Curating by José Luis Barrios y Alejandra Labastida

The Museo Universitario de Arte Contemporáneo (MUAC) is pleased to present Pseudomatisms, the first comprehensive Museum exhibition dedicated to the work of Mexican media artist Rafael Lozano-Hemmer in his native country.
Curated by José Luis Barrios and Alejandra Labastida, the exhibition features 42 artworks that span 23 years of production using interactive video, robotics, computerized surveillance, photography and sound sculpture.

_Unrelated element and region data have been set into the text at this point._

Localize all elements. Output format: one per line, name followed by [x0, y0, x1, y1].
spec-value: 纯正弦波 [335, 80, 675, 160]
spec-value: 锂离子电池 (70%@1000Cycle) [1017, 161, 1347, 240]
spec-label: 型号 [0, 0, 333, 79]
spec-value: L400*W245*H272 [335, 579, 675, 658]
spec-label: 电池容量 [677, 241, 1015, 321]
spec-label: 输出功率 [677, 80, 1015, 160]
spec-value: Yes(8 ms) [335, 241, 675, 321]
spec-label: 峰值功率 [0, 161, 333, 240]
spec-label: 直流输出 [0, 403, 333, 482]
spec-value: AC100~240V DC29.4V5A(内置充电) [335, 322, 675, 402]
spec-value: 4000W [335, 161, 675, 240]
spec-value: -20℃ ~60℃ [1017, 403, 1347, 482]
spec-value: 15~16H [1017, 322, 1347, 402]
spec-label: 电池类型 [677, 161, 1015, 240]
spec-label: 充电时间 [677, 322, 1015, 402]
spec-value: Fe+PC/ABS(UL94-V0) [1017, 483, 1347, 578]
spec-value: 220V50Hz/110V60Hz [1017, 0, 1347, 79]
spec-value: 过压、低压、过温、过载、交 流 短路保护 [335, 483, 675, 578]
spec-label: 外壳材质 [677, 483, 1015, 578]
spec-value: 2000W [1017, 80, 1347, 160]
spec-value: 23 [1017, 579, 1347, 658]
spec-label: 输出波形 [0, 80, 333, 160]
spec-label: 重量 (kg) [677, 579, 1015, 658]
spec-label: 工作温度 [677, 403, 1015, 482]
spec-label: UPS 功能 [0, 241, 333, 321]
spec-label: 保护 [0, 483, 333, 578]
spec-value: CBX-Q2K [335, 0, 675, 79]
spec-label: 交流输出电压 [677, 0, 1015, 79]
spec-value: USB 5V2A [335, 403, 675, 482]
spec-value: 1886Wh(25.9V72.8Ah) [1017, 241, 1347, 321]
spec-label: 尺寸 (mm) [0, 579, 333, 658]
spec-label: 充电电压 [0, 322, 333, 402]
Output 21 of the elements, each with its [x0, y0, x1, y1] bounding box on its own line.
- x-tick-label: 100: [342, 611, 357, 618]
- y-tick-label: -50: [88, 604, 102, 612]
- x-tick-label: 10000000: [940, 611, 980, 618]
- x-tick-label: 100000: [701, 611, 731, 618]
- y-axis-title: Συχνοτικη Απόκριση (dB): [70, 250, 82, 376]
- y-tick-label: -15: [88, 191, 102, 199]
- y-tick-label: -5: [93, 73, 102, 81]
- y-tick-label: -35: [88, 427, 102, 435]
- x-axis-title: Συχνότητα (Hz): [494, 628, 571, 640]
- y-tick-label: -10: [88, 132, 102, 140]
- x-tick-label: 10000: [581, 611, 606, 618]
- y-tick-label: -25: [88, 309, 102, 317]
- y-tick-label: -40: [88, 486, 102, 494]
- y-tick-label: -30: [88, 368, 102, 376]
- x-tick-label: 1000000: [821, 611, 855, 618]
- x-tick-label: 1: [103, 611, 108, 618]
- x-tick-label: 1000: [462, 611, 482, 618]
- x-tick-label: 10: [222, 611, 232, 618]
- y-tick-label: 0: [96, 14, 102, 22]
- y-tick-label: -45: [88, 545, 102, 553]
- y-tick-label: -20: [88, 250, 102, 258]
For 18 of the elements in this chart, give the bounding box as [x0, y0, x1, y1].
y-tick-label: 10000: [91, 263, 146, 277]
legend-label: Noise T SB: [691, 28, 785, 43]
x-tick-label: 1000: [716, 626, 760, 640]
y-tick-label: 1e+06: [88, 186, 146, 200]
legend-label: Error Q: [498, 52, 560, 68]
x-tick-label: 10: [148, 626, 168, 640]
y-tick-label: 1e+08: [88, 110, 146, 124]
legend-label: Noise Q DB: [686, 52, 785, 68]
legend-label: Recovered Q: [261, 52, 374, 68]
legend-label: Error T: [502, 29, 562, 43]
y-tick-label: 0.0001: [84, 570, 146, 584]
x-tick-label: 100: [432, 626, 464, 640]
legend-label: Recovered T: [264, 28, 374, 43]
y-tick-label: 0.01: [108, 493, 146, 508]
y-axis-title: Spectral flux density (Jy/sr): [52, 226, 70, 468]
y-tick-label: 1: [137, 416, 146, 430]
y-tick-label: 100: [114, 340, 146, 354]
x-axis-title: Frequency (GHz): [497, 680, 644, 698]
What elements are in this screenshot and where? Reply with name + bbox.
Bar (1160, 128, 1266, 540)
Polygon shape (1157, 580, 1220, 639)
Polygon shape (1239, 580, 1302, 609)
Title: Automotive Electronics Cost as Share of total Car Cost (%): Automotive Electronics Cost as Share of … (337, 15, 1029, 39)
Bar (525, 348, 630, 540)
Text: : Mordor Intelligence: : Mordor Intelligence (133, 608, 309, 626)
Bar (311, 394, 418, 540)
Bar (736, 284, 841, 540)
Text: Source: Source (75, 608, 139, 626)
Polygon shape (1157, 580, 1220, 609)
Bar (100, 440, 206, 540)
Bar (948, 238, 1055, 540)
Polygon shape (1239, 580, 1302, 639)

The show will premiere five new works in varying scales, from Zoom Pavilion, a huge projection piece done in collaboration with Polish artist Krzysztof Wodiczko, to Babbage Nanopamphlets, tiny gold leaflets developed at Cornell University’s Nano Scale Facility. Seminal works on view include Pulse Room, which represented Mexico at the Venice Biennale in 2007, Vicious Circular Breathing on loan from Istanbul’s Borusan Contemporary, and Standards and Double Standards, which is in the MUAC collection.
The title of the exhibition is a reference to the Surrealists’ automatism, an artistic practice built on the expression of the subconscious by placing value on the accidental and random. Lozano-Hemmer expands this notion by reminding us about the impossibility of true randomness in a machinic universe where any pretension of autonomy in any program is only a simulation. In the words of the artist, a pseudomatism aims to make tangible the biases inherent in these simulations. By definition a pseudomatism is an action that is almost-voluntary: if an automaton “acts by itself” the work of Lozano-Hemmer on the contrary tries to “act in relation to”.